I'm not suffering from the delusion that small town life has any fewer risks than life in the city.  We have drugs, bullies, and plenty of opportunity to screw up your life as a young person here in the sticks.  But there are also plenty of opportunities to do good, neat, inspired things here: like play football or star in the school play or take art classes.  And in a small town, I know from experience, you don't have to be particularly genius at any of these things in order to participate.  Frankly, there's nothing wrong with mediocrity in your youth... I'd rather have my kids take a swing at whatever appeals to them and not have to worry about being great in order to be on the starting team.
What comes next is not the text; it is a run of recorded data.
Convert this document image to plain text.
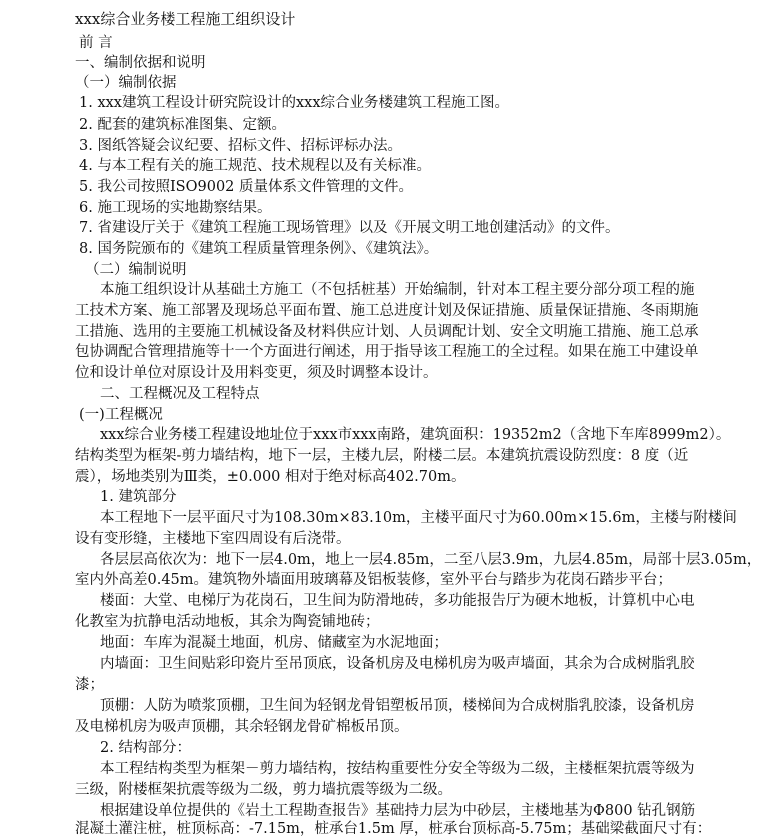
xxx综合业务楼工程施工组织设计
前 言
一、编制依据和说明
（一）编制依据
1. xxx建筑工程设计研究院设计的xxx综合业务楼建筑工程施工图。
2. 配套的建筑标准图集、定额。
3. 图纸答疑会议纪要、招标文件、招标评标办法。
4. 与本工程有关的施工规范、技术规程以及有关标准。
5. 我公司按照ISO9002 质量体系文件管理的文件。
6. 施工现场的实地勘察结果。
7. 省建设厅关于《建筑工程施工现场管理》以及《开展文明工地创建活动》的文件。
8. 国务院颁布的《建筑工程质量管理条例》、《建筑法》。
（二）编制说明
本施工组织设计从基础土方施工（不包括桩基）开始编制，针对本工程主要分部分项工程的施
工技术方案、施工部署及现场总平面布置、施工总进度计划及保证措施、质量保证措施、冬雨期施
工措施、选用的主要施工机械设备及材料供应计划、人员调配计划、安全文明施工措施、施工总承
包协调配合管理措施等十一个方面进行阐述，用于指导该工程施工的全过程。如果在施工中建设单
位和设计单位对原设计及用料变更，须及时调整本设计。
二、工程概况及工程特点
(一)工程概况
xxx综合业务楼工程建设地址位于xxx市xxx南路，建筑面积：19352m2（含地下车库8999m2）。
结构类型为框架-剪力墙结构，地下一层，主楼九层，附楼二层。本建筑抗震设防烈度：8 度（近
震），场地类别为Ⅲ类，±0.000 相对于绝对标高402.70m。
1. 建筑部分
本工程地下一层平面尺寸为108.30m×83.10m，主楼平面尺寸为60.00m×15.6m，主楼与附楼间
设有变形缝，主楼地下室四周设有后浇带。
各层层高依次为：地下一层4.0m，地上一层4.85m，二至八层3.9m，九层4.85m，局部十层3.05m，
室内外高差0.45m。建筑物外墙面用玻璃幕及铝板装修，室外平台与踏步为花岗石踏步平台；
楼面：大堂、电梯厅为花岗石，卫生间为防滑地砖，多功能报告厅为硬木地板，计算机中心电
化教室为抗静电活动地板，其余为陶瓷铺地砖；
地面：车库为混凝土地面，机房、储藏室为水泥地面；
内墙面：卫生间贴彩印瓷片至吊顶底，设备机房及电梯机房为吸声墙面，其余为合成树脂乳胶
漆；
顶棚：人防为喷浆顶棚，卫生间为轻钢龙骨铝塑板吊顶，楼梯间为合成树脂乳胶漆，设备机房
及电梯机房为吸声顶棚，其余轻钢龙骨矿棉板吊顶。
2. 结构部分：
本工程结构类型为框架－剪力墙结构，按结构重要性分安全等级为二级，主楼框架抗震等级为
三级，附楼框架抗震等级为二级，剪力墙抗震等级为二级。
根据建设单位提供的《岩土工程勘查报告》基础持力层为中砂层，主楼地基为Φ800 钻孔钢筋
混凝土灌注桩，桩顶标高：-7.15m，桩承台1.5m 厚，桩承台顶标高-5.75m；基础梁截面尺寸有：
Now that I am older and have lived in a (somewhat) larger city for many years, and attended a big university, and traveled pretty extensively, I think having small-town roots served me well.  No matter where I go, I have a place that I definitely come from.  Being from a small town has not hindered my ability to appreciate the finer things in life, to mix and mingle with my sophisticated "betters," or to explore the world. 

While my small town seemed incredibly lame at 15, 16, 17, I'm now almost fiercely prideful of the things I once thought embarrassing. 

I like my 4th of July parade to feature primarily old tractors and dumpy floats cobbled together by a bunch of semi-enthusiastic 4-H'ers. I like my convertible-riding royalty to be a bit plump and pimply. And I really like that the sweaty, uninspired kids in the marching band are wearing the same polyester uniforms I remember donning a generation ago.

The corn and strawberries we eat were grown up the road.  Our politicians walk (democrats) or ride (republicans) down Main Street, waving and shaking hands with constituents who are probably mostly relatives.  We hang out our flags with unabashed sentimentality.

Our fireworks are not fancy, but the whole town comes out anyway.  And sprinkled in with the "ooohs" and "ahhhs" are a few drunken "yee-haws!" that remind me, like almost nothing else, of who I am and where I come from.

28.6.10

I'm Too Sexy for my Diapers...

Maybe it’s because I am an Aunt and not a mother. Maybe it’s because I am not pumped full of mommy hormones, but I find the new limited edition Jean Huggies weird and a little disturbing. The website uses the tag line “The coolest you will ever look pooping your pants.” They don’t look cool because a diaper is essentially puffy, unattractive underwear, and it does not matter what design you print on them, they look stupid. The disturbing part is the ad campaign. A baby strutting down the street with a shirt tucked into his diapers while people stare and sexy runway music plays. It borders on kiddie porn. Who is the demographic for this product anyway?